Sebagai kesimpulan dalam manajemen diabetes pada lansia, hal yang harus diingat adalah lansia tidak bisa berjuang sendiri dalam menghadapi penyakitnya. Tenaga medis dan anggota keluarga harus menjadi penyokong yang menguatkan perjuangan mereka. Semua itu juga akan terasa lengkap jika dilakukan dalam satu rangkaian dengan pendekatan ibadah. Dengan demikian, paket manajemen ini akan memudahkan lansia dalam menjalani hari-harinya dengan kuat dan bahagia.

LAMPIRAN

Daftar Pustaka
Alvarsson M., Berntorp K., Fernqvist-Fosbes E., Lager I., Steen L., Orn T., Grill V. Effect of Insulin Versus Sulphonylurea on Beta-cell Secretion in Recently Diagnose Type 2 Diabetes Patients: A 6-year Follow-Up Study, The Review of Diabetic Study 2010; 2: 225-232.

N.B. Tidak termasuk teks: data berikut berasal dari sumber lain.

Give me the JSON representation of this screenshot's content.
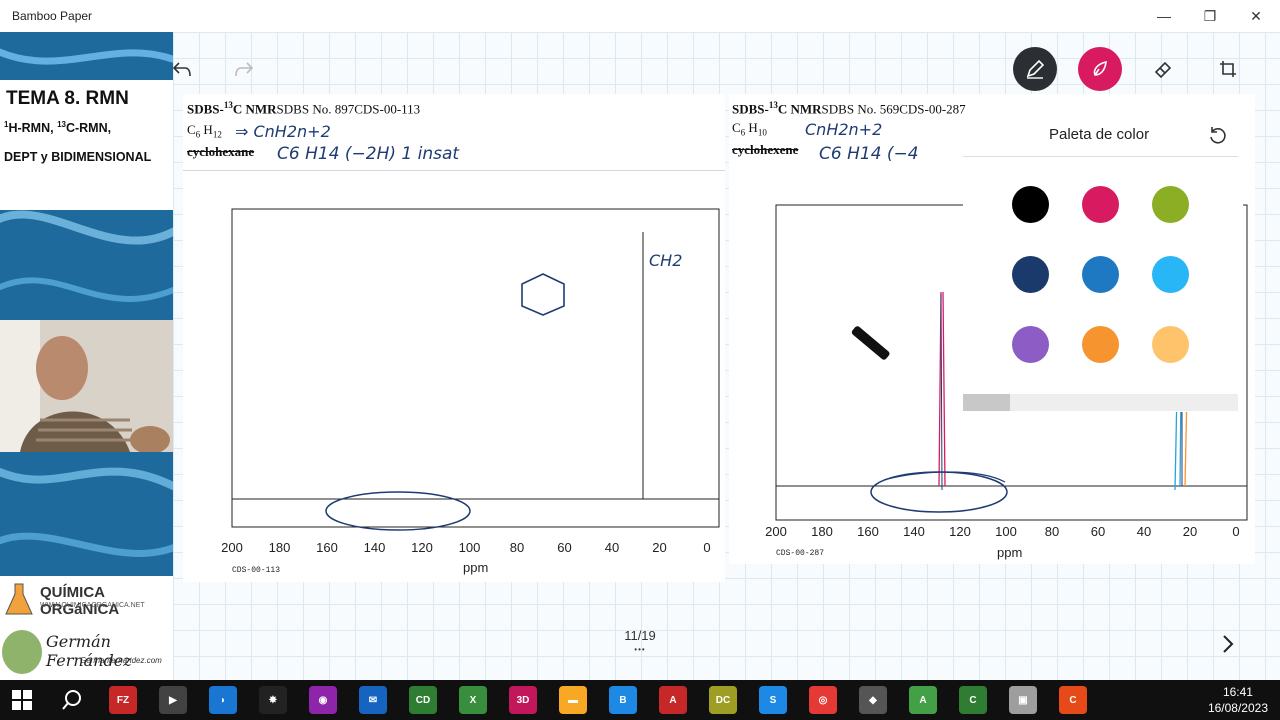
{
  "window": {
    "title": "Bamboo Paper",
    "minimize_glyph": "—",
    "restore_glyph": "❐",
    "close_glyph": "✕"
  },
  "sidebar": {
    "tema_title": "TEMA 8. RMN",
    "line1_prefix": "1",
    "line1_mid": "H-RMN, ",
    "line1_sup": "13",
    "line1_suffix": "C-RMN,",
    "line2": "DEPT y BIDIMENSIONAL",
    "brand_name": "QUÍMICA ORGáNICA",
    "brand_url": "WWW.QUIMICAORGANICA.NET",
    "author": "Germán Fernández",
    "author_site": "Germanfernandez.com"
  },
  "toolbar": {
    "undo_icon": "undo-icon",
    "redo_icon": "redo-icon",
    "pen_color": "#2b2f33",
    "highlighter_color": "#d81b60"
  },
  "spectrum_left": {
    "header_bold": "SDBS-",
    "header_sup": "13",
    "header_bold2": "C NMR",
    "header_rest": "SDBS No. 897CDS-00-113",
    "formula_base": "C",
    "formula_sub1": "6",
    "formula_mid": " H",
    "formula_sub2": "12",
    "name_struck": "cyclohexane",
    "hand_line1": "⇒ CnH2n+2",
    "hand_line2": "C6 H14  (−2H) 1 insat",
    "hand_label": "CH2",
    "xlabel": "ppm",
    "code": "CDS-00-113",
    "ticks": [
      "200",
      "180",
      "160",
      "140",
      "120",
      "100",
      "80",
      "60",
      "40",
      "20",
      "0"
    ]
  },
  "spectrum_right": {
    "header_bold": "SDBS-",
    "header_sup": "13",
    "header_bold2": "C NMR",
    "header_rest": "SDBS No. 569CDS-00-287",
    "formula_base": "C",
    "formula_sub1": "6",
    "formula_mid": " H",
    "formula_sub2": "10",
    "name_struck": "cyclohexene",
    "hand_line1": "CnH2n+2",
    "hand_line2": "C6 H14  (−4",
    "xlabel": "ppm",
    "code": "CDS-00-287",
    "ticks": [
      "200",
      "180",
      "160",
      "140",
      "120",
      "100",
      "80",
      "60",
      "40",
      "20",
      "0"
    ]
  },
  "palette": {
    "title": "Paleta de color",
    "reset_icon": "reset-icon",
    "colors": [
      "#000000",
      "#d81b60",
      "#8bae24",
      "#1a3a6b",
      "#1e78c2",
      "#29b6f6",
      "#8e5cc5",
      "#f6952f",
      "#ffc46b"
    ]
  },
  "pager": {
    "text": "11/19",
    "more": "•••"
  },
  "taskbar": {
    "time": "16:41",
    "date": "16/08/2023",
    "apps": [
      {
        "name": "filezilla",
        "label": "FZ",
        "color": "#c62828"
      },
      {
        "name": "media-player",
        "label": "▶",
        "color": "#424242"
      },
      {
        "name": "browser-2",
        "label": "◗",
        "color": "#1976d2"
      },
      {
        "name": "app-black",
        "label": "✸",
        "color": "#222222"
      },
      {
        "name": "color-app",
        "label": "◉",
        "color": "#8e24aa"
      },
      {
        "name": "mail",
        "label": "✉",
        "color": "#1565c0"
      },
      {
        "name": "cd-app",
        "label": "CD",
        "color": "#2e7d32"
      },
      {
        "name": "spreadsheet",
        "label": "X",
        "color": "#388e3c"
      },
      {
        "name": "paint-3d",
        "label": "3D",
        "color": "#c2185b"
      },
      {
        "name": "file-explorer",
        "label": "▬",
        "color": "#f9a825"
      },
      {
        "name": "bamboo-paper",
        "label": "B",
        "color": "#1e88e5"
      },
      {
        "name": "pdf-reader",
        "label": "A",
        "color": "#c62828"
      },
      {
        "name": "document-app",
        "label": "DC",
        "color": "#9e9d24"
      },
      {
        "name": "skype",
        "label": "S",
        "color": "#1e88e5"
      },
      {
        "name": "chrome",
        "label": "◎",
        "color": "#e53935"
      },
      {
        "name": "app-diamond",
        "label": "◆",
        "color": "#555555"
      },
      {
        "name": "android-studio",
        "label": "A",
        "color": "#43a047"
      },
      {
        "name": "camtasia",
        "label": "C",
        "color": "#2e7d32"
      },
      {
        "name": "app-grey",
        "label": "▣",
        "color": "#9e9e9e"
      },
      {
        "name": "camtasia-red",
        "label": "C",
        "color": "#e64a19"
      }
    ]
  }
}
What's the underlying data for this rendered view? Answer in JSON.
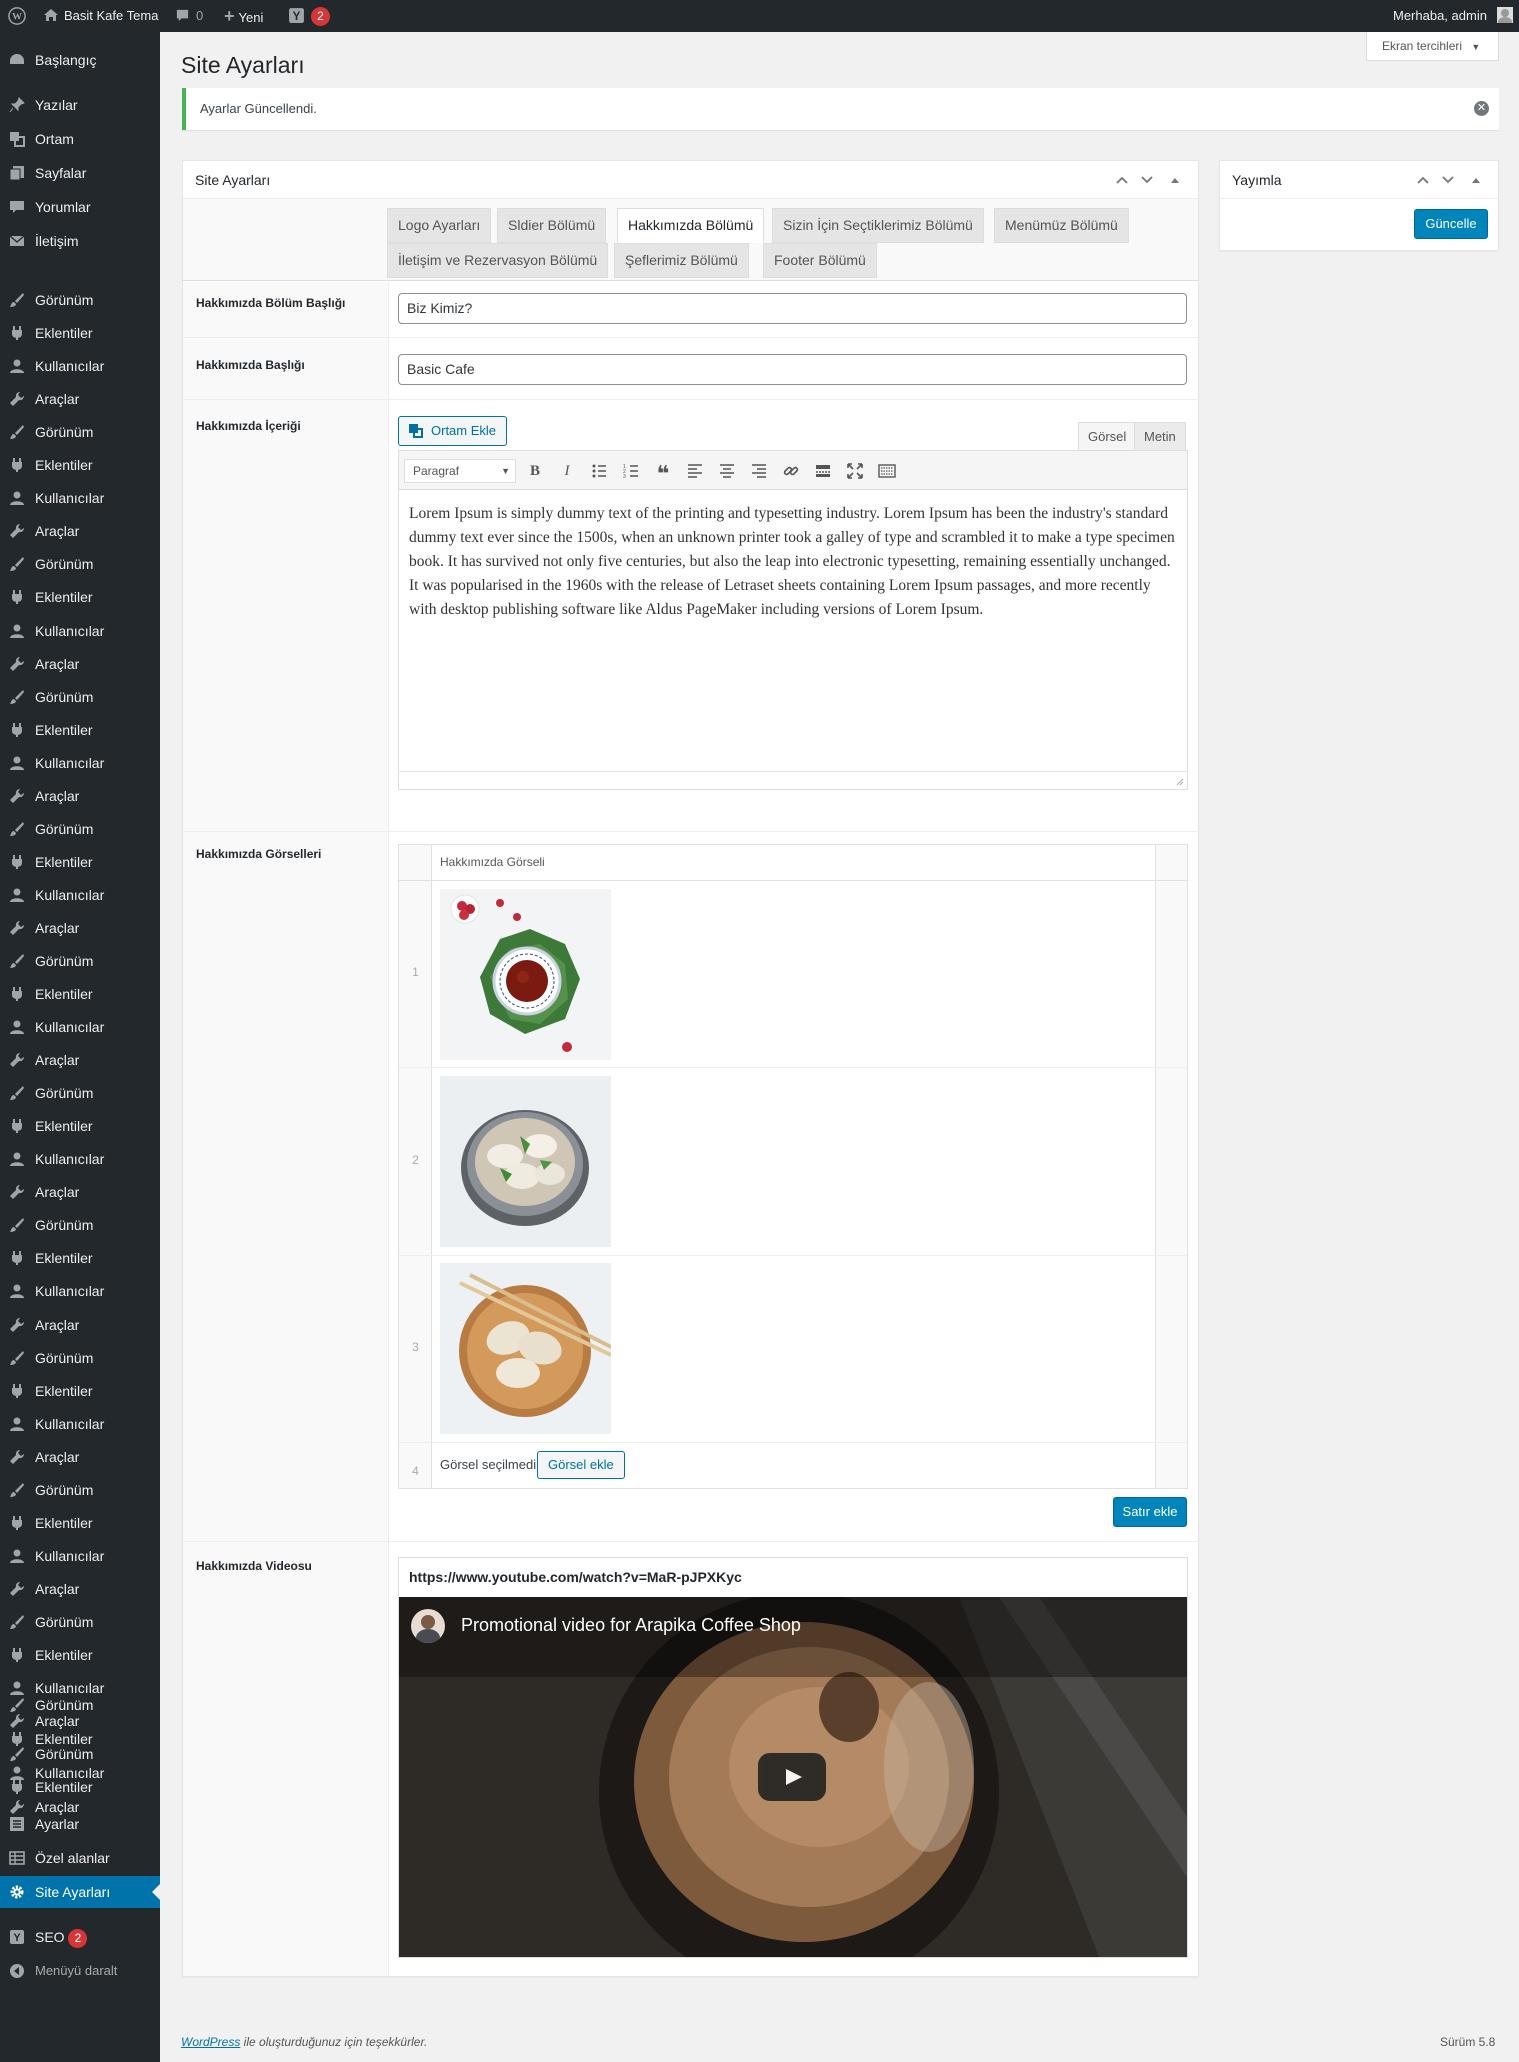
{
  "admin_bar": {
    "site_name": "Basit Kafe Tema",
    "comments_count": "0",
    "new_label": "Yeni",
    "seo_badge": "2",
    "greeting": "Merhaba, admin"
  },
  "sidebar": {
    "dashboard": "Başlangıç",
    "posts": "Yazılar",
    "media": "Ortam",
    "pages": "Sayfalar",
    "comments": "Yorumlar",
    "contact": "İletişim",
    "repeated_group": [
      "Görünüm",
      "Eklentiler",
      "Kullanıcılar",
      "Araçlar"
    ],
    "settings": "Ayarlar",
    "custom_fields": "Özel alanlar",
    "site_settings": "Site Ayarları",
    "seo": "SEO",
    "seo_badge": "2",
    "collapse": "Menüyü daralt"
  },
  "page": {
    "title": "Site Ayarları",
    "screen_options": "Ekran tercihleri",
    "notice": "Ayarlar Güncellendi."
  },
  "settings_box": {
    "title": "Site Ayarları",
    "tabs": [
      "Logo Ayarları",
      "Sldier Bölümü",
      "Hakkımızda Bölümü",
      "Sizin İçin Seçtiklerimiz Bölümü",
      "Menümüz Bölümü",
      "İletişim ve Rezervasyon Bölümü",
      "Şeflerimiz Bölümü",
      "Footer Bölümü"
    ],
    "active_tab": "Hakkımızda Bölümü",
    "fields": {
      "section_title_label": "Hakkımızda Bölüm Başlığı",
      "section_title_value": "Biz Kimiz?",
      "heading_label": "Hakkımızda Başlığı",
      "heading_value": "Basic Cafe",
      "content_label": "Hakkımızda İçeriği",
      "add_media": "Ortam Ekle",
      "tab_visual": "Görsel",
      "tab_text": "Metin",
      "format": "Paragraf",
      "content": "Lorem Ipsum is simply dummy text of the printing and typesetting industry. Lorem Ipsum has been the industry's standard dummy text ever since the 1500s, when an unknown printer took a galley of type and scrambled it to make a type specimen book. It has survived not only five centuries, but also the leap into electronic typesetting, remaining essentially unchanged. It was popularised in the 1960s with the release of Letraset sheets containing Lorem Ipsum passages, and more recently with desktop publishing software like Aldus PageMaker including versions of Lorem Ipsum.",
      "images_label": "Hakkımızda Görselleri",
      "images_column": "Hakkımızda Görseli",
      "image_rows": [
        "1",
        "2",
        "3",
        "4"
      ],
      "no_image": "Görsel seçilmedi",
      "add_image": "Görsel ekle",
      "add_row": "Satır ekle",
      "video_label": "Hakkımızda Videosu",
      "video_url": "https://www.youtube.com/watch?v=MaR-pJPXKyc",
      "video_title": "Promotional video for Arapika Coffee Shop"
    }
  },
  "publish_box": {
    "title": "Yayımla",
    "update": "Güncelle"
  },
  "footer": {
    "link": "WordPress",
    "thanks": " ile oluşturduğunuz için teşekkürler.",
    "version": "Sürüm 5.8"
  },
  "colors": {
    "admin_dark": "#23282d",
    "accent_blue": "#0073aa",
    "notice_green": "#46b450",
    "badge_red": "#d63638"
  }
}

Colberg SR., Physical Activity: the forgotten tool for type 2 diabetes management, Frontiers in Endocrynology 2012; 3: 1-6.
Departeman Agama Republik Indonesia., 2005. Al-Qur’an dan Terjemahnya. Bandung: Syaamil Qur’an.
Konsesus Pengelolaan Diabetes Mellitus di Indonesia Tahun 2006.
Sagiran., 2007. Mukjizat Gerakan Shalat. Jakarta: Qultum Media.
Subekti, I. 2011. Prinsip dan Strategi Edukasi Diabetes dalam Mardani, R.A. Penatalaksanaan Diabetes Mellitus Terpadu. Jakarta: Balai Penerbit FK UI.
Waspadji, S. 2011. Diabetes Mellitus, Penyulit Kronik, dan Pencegahannya dalam Mardani, R.A. Penatalaksanaan Diabetes Mellitus Terpadu. Jakarta: Balai Penerbit FK UI.